Moving Detector Quantum Walk with Random Relocation

TL;DR

This paper investigates a quantum walk with a detector that is randomly relocated, revealing quantum-specific effects, crossover behaviors, and differences from classical and other quantum walk models.

Contribution

It introduces two models of random detector relocation in quantum walks and analyzes their distinct spreading behaviors and occupation probability ratios.

Findings

Model 1 allows greater spreading due to unrestricted reinsertion.

Occupation probability ratios initially mimic semi-infinite walk behavior.

A crossover in saturation ratios occurs at a critical removal time $t_R^*$.

Abstract

We study a discrete-time quantum walk in presence of a detector at $x_D$ initially. The detector here is repeatedly removed after a span of $t_R$, the removal time, and reinserted at random locations. Two relocation rules are considered here: In Model~1, the detector is reinserted at any site beyond $x_D$, while in Model~2, reinsertion is done within a restricted window around the position of the detector at that time. Both variants behave like Semi Infinite Walk (SIW) for large $t_R$, where the detector behaves effectively as a fixed boundary. However, in the rapid-relocation regime, i.e., when $t_R$ is small, the behaviours are different.

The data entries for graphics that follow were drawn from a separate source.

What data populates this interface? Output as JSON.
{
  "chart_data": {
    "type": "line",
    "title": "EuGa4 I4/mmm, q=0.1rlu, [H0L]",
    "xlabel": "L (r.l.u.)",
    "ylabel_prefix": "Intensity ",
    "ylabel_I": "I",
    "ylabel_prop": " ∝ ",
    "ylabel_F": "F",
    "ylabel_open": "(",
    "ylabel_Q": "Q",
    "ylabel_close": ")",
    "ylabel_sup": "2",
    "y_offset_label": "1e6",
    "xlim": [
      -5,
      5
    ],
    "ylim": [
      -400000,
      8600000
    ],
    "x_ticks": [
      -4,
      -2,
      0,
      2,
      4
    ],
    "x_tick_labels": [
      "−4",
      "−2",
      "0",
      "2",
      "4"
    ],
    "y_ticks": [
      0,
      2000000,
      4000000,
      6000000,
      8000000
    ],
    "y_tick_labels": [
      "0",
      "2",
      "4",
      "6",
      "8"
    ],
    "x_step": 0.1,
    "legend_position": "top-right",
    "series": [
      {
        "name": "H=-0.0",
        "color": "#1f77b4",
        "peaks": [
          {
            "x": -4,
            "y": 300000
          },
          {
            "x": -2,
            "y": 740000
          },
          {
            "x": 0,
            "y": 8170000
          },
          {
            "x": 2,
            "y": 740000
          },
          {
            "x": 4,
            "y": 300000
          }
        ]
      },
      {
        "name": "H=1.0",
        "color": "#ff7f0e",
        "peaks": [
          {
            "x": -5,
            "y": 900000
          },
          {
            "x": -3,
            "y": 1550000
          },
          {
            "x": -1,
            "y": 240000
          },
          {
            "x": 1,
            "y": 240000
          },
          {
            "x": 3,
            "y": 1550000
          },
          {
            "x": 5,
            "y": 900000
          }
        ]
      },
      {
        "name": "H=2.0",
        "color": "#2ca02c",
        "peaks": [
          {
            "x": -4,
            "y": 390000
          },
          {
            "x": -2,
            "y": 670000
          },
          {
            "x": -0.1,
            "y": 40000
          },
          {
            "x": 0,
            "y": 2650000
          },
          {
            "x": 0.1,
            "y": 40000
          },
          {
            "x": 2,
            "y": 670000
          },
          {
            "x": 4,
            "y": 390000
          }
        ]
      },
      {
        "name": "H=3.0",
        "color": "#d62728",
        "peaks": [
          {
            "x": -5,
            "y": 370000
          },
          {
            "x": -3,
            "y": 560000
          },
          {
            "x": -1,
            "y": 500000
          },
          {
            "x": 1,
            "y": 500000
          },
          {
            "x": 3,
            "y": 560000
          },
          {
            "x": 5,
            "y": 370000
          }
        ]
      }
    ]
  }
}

Model~1 permits greater spreading due to unrestricted reinsertion, which is different from Model~2. The time evolution of occupation probability ratio of our walker to that of an infinite walker at $x_D$, i.e., $f(x_D,t)/f_\infty(x_D,t)$, initially show the feature of a SIW upto $t=t_R$, then show some oscillatory behaviour and finally reach a saturation value for both the models. The ratio enhancing under certain conditions of $x_D$ and $t_R$, is a purely quantum mechanical effect. The saturation ratio shows a crossover behavior below and above a removal time $t_R^*$. At sites $x \neq x_D$ the occupation probablity ratios at a certain time reveals that for small $t_R$, the behaviours of the two models are drastically different from each other, as well as from Semi Infinite Walk (SIW), Quenched Quantum Walk (QQW) and Moving Detector Quantum Walk (MDQW). The correlation ratios of the two models with that of Infinite Walk (IW) show interesting time dependence for sites to the left or right of the initial detector position $x_D$.